West Africa should "think harder" about developing a new anti-terror force, a top regional official said Saturday, as Niger announced the latest deaths among its troops battling Boko Haram jihadists.
West Africa has suffered terror attacks on nations previously untouched by jihadists in the last year, as well as confronting an Islamist insurgency that began in northeast Nigeria but spread to several neighbouring countries.
That meant greater intelligence sharing and military co-operation was required, said the incoming head of the Economic Community of West African States (ECOWAS) commission, which implements policy decisions agreed by its 15 members.
"The multiplication of terrorist hotbeds in our region compels us to share information on their activities, to communicate, co-ordinate and harmonise our efforts," said Benin's Marcel Alain de Souza at an ECOWAS summit in Dakar.

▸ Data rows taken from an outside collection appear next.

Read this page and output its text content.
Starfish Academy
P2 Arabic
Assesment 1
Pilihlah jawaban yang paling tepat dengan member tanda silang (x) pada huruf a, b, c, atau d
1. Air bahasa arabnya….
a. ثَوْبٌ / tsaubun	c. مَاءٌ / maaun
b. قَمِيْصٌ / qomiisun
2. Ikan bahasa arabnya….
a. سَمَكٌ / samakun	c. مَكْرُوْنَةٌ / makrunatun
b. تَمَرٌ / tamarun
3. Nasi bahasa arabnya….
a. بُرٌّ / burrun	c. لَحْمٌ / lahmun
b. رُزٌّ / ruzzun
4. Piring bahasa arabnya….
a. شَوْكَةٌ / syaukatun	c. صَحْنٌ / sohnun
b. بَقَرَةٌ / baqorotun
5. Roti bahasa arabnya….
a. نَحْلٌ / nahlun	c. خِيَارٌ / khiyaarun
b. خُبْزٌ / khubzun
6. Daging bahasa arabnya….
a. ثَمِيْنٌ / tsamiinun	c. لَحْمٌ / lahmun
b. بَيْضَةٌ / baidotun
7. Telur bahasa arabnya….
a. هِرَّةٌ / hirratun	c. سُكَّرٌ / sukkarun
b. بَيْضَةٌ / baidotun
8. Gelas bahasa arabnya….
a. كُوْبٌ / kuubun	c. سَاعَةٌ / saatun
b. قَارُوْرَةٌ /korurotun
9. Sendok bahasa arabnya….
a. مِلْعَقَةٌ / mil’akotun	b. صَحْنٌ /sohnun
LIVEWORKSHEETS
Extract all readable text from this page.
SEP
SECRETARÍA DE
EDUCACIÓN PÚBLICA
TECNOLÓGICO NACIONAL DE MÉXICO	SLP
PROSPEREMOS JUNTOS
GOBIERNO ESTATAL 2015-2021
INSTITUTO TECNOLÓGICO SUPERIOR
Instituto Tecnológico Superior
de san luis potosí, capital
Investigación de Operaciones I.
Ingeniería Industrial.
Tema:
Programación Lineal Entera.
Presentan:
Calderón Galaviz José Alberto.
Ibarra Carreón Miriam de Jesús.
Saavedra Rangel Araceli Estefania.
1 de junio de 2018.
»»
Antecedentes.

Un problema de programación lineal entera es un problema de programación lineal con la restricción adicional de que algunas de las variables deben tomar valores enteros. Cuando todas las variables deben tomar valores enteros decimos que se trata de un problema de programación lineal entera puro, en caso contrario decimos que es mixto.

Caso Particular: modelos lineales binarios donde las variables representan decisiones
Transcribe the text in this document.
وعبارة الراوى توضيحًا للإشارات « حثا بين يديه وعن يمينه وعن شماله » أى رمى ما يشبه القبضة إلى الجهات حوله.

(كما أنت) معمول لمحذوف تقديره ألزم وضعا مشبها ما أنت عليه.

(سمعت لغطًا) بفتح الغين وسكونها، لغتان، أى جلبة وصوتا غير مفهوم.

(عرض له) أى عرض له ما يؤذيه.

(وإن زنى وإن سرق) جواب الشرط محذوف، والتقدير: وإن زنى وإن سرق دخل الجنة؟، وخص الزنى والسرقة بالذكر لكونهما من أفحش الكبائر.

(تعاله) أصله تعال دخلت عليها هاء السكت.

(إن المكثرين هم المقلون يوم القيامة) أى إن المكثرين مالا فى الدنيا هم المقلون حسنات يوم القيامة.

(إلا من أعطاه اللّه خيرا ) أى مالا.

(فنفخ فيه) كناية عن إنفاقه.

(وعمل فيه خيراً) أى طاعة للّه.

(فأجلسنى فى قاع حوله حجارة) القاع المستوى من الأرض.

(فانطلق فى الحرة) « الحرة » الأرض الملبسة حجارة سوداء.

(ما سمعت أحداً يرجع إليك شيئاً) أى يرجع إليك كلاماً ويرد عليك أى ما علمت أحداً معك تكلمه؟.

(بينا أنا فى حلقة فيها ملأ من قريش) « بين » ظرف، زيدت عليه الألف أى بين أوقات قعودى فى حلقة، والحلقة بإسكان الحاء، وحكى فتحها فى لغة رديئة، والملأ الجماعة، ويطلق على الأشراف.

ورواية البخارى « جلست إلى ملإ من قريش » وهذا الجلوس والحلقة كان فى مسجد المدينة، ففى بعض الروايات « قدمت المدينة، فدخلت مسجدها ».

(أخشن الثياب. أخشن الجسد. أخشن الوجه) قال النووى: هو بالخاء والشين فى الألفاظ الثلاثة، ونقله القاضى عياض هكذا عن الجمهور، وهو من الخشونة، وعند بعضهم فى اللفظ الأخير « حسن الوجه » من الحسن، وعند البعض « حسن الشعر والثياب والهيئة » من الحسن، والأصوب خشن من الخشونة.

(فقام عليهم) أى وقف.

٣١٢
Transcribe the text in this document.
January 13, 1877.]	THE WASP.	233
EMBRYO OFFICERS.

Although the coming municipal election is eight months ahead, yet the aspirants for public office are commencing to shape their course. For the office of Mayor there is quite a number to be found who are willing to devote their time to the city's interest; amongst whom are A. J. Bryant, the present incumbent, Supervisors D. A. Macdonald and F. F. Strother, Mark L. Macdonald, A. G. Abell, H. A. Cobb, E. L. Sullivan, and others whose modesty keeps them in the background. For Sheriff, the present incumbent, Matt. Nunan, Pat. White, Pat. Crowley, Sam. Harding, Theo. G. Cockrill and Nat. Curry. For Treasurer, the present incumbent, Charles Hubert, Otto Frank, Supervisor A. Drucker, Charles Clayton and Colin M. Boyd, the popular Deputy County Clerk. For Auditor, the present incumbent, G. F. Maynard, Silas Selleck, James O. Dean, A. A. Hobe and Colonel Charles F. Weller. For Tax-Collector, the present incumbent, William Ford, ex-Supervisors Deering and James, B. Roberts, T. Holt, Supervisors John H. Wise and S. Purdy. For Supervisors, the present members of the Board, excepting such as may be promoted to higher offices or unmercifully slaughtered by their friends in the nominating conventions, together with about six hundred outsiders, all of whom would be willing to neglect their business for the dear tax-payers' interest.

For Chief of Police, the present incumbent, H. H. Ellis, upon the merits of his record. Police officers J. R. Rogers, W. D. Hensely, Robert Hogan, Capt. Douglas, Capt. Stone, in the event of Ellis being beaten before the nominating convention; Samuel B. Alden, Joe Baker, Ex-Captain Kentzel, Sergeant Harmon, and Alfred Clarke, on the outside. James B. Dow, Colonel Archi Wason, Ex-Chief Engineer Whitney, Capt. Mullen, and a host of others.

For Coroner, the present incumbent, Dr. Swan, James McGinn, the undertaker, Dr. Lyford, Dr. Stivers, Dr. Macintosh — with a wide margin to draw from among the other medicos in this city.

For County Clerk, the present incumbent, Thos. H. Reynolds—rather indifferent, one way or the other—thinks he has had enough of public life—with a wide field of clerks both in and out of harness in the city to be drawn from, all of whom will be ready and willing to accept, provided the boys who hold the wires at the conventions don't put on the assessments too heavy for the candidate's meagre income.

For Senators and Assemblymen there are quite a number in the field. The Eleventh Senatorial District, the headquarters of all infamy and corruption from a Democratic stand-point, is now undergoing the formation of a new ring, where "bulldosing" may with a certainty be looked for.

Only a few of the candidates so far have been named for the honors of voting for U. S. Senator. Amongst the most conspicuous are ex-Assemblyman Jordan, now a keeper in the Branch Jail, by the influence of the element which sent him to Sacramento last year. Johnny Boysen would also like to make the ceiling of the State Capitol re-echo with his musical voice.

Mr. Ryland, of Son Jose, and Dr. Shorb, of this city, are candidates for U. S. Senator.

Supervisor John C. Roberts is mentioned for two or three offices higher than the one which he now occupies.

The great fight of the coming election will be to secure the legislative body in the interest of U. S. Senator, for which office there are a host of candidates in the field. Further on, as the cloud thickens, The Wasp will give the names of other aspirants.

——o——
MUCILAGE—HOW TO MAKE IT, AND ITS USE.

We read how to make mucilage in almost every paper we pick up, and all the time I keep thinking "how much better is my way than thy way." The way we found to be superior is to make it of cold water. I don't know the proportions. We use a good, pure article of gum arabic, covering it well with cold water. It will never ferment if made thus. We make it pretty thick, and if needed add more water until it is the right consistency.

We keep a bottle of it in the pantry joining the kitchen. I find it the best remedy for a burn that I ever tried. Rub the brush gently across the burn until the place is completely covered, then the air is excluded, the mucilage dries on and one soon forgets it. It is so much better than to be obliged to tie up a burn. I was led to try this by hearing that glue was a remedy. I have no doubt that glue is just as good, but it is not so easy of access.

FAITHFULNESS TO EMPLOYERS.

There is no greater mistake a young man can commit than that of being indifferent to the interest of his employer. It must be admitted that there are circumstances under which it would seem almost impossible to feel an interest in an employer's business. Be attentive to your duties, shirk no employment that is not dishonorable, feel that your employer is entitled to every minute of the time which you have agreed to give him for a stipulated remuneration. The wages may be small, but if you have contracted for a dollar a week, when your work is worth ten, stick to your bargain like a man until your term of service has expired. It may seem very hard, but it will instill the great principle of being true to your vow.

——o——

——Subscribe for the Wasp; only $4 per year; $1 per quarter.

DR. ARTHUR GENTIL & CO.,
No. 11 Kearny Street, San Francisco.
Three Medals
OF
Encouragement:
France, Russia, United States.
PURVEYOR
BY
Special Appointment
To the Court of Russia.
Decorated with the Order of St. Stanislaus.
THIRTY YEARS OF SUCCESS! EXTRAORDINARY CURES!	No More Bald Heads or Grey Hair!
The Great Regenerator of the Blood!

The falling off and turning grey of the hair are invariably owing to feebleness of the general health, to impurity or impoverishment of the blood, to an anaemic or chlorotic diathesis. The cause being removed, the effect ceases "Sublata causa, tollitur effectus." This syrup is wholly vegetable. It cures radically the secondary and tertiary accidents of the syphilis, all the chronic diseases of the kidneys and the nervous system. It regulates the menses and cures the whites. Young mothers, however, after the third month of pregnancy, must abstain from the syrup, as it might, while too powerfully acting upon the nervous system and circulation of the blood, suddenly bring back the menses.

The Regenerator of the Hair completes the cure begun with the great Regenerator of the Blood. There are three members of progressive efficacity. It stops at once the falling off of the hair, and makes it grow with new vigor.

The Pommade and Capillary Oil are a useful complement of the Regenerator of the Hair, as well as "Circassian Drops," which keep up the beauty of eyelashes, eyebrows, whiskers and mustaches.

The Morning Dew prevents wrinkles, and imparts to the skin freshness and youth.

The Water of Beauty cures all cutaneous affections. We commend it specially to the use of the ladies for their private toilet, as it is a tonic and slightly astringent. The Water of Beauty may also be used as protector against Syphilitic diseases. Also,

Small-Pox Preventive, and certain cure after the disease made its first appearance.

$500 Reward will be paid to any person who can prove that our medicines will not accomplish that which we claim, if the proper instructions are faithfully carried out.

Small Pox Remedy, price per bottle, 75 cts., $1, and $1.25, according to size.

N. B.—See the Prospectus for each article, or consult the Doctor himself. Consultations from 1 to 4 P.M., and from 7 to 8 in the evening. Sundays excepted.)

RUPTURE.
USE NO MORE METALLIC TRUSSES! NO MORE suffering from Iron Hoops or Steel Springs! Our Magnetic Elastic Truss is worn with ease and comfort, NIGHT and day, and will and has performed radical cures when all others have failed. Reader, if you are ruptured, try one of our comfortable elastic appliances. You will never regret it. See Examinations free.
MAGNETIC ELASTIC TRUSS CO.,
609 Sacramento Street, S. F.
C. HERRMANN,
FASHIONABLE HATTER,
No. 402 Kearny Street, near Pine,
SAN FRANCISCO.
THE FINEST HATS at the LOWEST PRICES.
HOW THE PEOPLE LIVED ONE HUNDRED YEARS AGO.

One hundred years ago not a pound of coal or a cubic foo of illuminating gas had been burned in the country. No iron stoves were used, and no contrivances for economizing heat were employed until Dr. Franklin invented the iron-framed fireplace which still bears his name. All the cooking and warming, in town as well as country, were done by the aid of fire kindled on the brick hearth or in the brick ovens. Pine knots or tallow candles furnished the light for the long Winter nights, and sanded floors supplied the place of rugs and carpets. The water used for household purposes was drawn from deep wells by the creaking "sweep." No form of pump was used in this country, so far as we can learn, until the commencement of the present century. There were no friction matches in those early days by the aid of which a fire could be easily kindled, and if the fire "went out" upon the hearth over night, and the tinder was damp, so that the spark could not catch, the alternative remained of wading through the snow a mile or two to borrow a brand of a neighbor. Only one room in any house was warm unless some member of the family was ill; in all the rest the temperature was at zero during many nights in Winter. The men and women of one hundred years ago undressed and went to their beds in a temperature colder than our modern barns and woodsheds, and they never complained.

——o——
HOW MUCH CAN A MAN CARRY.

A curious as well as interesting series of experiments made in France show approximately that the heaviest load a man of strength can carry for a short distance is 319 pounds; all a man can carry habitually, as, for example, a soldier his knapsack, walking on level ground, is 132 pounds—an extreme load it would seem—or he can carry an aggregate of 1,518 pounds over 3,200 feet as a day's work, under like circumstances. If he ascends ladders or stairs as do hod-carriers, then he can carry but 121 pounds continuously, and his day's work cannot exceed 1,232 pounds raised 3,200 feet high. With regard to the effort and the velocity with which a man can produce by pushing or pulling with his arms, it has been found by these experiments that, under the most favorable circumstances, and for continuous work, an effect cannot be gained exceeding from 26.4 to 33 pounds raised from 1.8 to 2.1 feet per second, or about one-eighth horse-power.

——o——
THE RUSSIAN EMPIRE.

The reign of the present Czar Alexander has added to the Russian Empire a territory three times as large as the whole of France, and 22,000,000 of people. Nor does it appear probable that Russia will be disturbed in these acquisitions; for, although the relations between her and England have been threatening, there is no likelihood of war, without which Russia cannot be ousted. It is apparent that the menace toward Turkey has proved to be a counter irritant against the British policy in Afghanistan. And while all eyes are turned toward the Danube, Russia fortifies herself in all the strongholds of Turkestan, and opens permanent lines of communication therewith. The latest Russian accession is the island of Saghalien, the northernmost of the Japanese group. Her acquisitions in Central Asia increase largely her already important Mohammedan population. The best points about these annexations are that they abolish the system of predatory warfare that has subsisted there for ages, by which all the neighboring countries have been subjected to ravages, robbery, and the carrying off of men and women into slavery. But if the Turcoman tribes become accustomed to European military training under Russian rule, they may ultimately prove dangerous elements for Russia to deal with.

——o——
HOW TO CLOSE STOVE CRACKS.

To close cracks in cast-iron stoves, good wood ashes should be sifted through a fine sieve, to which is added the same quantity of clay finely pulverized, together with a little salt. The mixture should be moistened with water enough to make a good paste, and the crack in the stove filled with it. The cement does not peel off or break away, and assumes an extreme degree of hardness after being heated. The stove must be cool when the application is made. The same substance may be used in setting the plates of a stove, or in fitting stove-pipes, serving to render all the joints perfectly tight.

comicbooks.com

"This naturally makes us think harder about the creation of a regional intervention force against terrorism," he added, according to comments released by Senegal's state news agency.
He made the announcement after 32 troops were killed in a clash with Boko Haram fighters on Niger's border with Nigeria, one of deadliest tolls inflicted by the jihadists.
A multinational force from Nigeria, Niger, Chad and Cameroon already exists and is due to launch a major offensive on Boko Haram around Lake Chad.
But Boko Haram's seven-year insurgency has left at least 20,000 people dead in Nigeria and made more than 2.6 million homeless, leading to calls for more support within the region.
Senegal's President Macky Sall, who currently holds the rotating chairman position in ECOWAS, said Muslim-majority states such as his own had nothing in common with Boko Haram, describing terrorism an ongoing "source of concern".
The summit was also due to choose a new chairman following Sall's one-year stewardship, with all bets on Ellen Johnson Sirleaf for what is expected to be her final year as Liberia's president.
Gambian President Yahya Jammeh did not appear, after months of harsh words for hosts Senegal due to a border dispute.
There was also a palpable nervousness at the regional gathering with the news that Guinea Bissau's deposed prime minister might attempt to make an appearance along with his recently appointed replacement.
Although premier Baciro Dja appeared alone, a group of around 40 protesters appeared to denounce his presence, which is viewed as unconstitutional by some lawmakers in his own PAIGC party as he was named by the president.
"We are here to show we don't agree with the president's decision," said Badile Domingos Sami, a youth leader of the faction-ridden PAIGC.
Sall called on Guinea Bissau to "preserve the democratic achievements" of the country, which has been plagued by coups and instability since its independence from Portugal.